A robotic surgeon bested its human counterpart by stitching up a pig’s intestine just a few months ago. Although human supervisors occasionally gave the robot a hand, the medical and robotic breakthrough seemed to herald an era in which human surgeons played a secondary role to machines.
But new researcher on robotic surgery for prostate cancer suggests that, despite the oft-perceived benefit having a robot-assisted operation, humans and machines are pretty much equal when it comes to a patient’s recovery months after surgery.
Robot-assisted prostatectomy allows a surgeon to operate robotic arms remotely from a console. This method has been used for the past 16 years and is now often recommended by practitioners, who suggest it provides better outcomes for patients.
The traditional method is an open surgery, in which the patient’s prostate is removed through an incision in the lower abdomen. To this day, advocates of the traditional method highlight the lack of strong evidence for the robotic method, according to the study’s authors. Nonetheless, robot-assisted prostatectomies continue to grow in popularity around the world.
To test the results of the competing methods, Gardiner and his team examined over 300 Australian men who had either traditional or robotic prostate surgery for three months following operation. They examined the control of cancer, sexual function, bowel function, urinary continence, and time spent away from work, finding no significant difference between either group.
“Contrary to common clinical belief, our research found no significant statistical differences between the robotic approach and open surgery at this early time-point,” the University of Queensland’s Center for Clinical Research’s Professor Robert “Frank” Gardiner said in a news release.
“Surgery has long been the dominant approach for the treatment of localized prostate cancer, with many clinicians now recommending the robotic method to patients,” Gardiner said. “Many clinicians claim the benefits of robotic technology lead to improved quality of life and oncological outcomes — but our randomized clinical trial has found no statistical difference between the two groups at 12 weeks follow-up.”

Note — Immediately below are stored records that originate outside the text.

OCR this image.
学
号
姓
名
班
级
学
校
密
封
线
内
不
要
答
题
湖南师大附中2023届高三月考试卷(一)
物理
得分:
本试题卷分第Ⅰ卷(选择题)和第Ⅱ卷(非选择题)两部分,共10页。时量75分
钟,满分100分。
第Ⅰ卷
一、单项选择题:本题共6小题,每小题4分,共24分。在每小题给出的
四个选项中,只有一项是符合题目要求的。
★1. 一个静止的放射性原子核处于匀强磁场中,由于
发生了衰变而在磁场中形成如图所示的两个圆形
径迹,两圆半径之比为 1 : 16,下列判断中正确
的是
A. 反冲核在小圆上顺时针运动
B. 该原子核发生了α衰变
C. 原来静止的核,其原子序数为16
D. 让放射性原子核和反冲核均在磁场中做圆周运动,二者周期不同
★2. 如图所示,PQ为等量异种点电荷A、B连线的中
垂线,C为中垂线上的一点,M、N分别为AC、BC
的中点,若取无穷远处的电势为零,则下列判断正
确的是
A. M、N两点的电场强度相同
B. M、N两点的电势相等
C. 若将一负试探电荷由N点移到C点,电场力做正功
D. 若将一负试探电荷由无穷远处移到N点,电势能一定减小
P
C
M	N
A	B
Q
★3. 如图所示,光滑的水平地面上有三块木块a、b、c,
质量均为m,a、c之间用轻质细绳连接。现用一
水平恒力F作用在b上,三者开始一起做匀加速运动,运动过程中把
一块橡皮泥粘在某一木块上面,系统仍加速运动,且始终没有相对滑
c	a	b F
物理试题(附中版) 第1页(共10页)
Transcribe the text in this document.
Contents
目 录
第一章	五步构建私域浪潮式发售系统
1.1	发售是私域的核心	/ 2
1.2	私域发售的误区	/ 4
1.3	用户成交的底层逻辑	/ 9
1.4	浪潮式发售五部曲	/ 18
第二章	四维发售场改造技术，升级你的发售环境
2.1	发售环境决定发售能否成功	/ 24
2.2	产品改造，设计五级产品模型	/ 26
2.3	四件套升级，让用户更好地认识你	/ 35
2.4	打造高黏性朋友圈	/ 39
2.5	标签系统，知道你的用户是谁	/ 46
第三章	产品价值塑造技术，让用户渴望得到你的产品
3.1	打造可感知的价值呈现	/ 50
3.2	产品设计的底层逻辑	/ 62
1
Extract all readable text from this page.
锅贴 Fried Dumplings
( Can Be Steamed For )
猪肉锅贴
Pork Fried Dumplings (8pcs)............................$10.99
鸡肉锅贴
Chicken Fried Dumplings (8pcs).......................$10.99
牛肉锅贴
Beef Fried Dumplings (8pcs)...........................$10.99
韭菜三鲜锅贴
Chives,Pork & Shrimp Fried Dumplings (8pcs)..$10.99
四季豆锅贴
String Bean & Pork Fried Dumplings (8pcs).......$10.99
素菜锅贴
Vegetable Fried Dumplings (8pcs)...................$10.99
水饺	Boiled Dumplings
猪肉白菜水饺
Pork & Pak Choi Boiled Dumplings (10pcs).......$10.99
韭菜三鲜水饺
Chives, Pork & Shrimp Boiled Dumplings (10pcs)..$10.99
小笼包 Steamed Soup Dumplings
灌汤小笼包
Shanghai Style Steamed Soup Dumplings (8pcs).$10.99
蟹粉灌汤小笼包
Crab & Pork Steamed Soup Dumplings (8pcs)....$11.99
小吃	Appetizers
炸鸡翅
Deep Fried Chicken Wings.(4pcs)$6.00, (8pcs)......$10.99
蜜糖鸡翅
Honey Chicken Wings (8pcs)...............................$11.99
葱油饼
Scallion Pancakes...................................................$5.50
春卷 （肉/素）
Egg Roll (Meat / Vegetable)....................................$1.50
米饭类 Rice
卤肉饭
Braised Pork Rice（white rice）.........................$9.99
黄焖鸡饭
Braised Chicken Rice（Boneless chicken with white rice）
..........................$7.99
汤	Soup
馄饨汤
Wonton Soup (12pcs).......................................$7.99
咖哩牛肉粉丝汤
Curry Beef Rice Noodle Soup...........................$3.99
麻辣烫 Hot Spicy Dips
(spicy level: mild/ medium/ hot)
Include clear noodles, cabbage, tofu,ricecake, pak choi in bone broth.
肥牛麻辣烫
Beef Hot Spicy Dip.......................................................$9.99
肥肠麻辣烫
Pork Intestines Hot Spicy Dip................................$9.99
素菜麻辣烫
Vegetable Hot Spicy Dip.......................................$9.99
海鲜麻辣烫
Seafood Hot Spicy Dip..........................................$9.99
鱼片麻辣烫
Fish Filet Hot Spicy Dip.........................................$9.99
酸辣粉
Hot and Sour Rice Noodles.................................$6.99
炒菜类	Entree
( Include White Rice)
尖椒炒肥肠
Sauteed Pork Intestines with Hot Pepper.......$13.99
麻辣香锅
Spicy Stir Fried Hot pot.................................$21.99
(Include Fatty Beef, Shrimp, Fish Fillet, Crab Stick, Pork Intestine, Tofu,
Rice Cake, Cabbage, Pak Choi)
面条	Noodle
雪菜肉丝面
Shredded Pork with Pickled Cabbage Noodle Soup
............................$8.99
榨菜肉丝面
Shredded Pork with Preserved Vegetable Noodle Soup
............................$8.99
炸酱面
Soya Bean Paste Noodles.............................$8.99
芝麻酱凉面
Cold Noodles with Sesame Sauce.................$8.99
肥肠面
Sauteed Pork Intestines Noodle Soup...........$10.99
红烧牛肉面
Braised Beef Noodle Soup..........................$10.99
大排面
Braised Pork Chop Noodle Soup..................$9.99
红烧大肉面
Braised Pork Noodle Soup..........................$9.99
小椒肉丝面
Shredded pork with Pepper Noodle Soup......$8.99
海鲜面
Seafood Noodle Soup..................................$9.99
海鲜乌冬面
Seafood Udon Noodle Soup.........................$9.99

This study doesn’t mean mechanical surgeons like the Da Vinci surgical system will soon be out of a job, but it does highlight the importance of high-quality evidence in support of a new technology, particularly if that technology is high-cost and quickly adopted within the industry.
Gardiner and his team will continue their study, testing quality of life in patients for the years following their procedure. Until then, he said, “We encourage patients to consider all their treatment options and choose an experienced surgeon rather than choose a specific surgical approach.”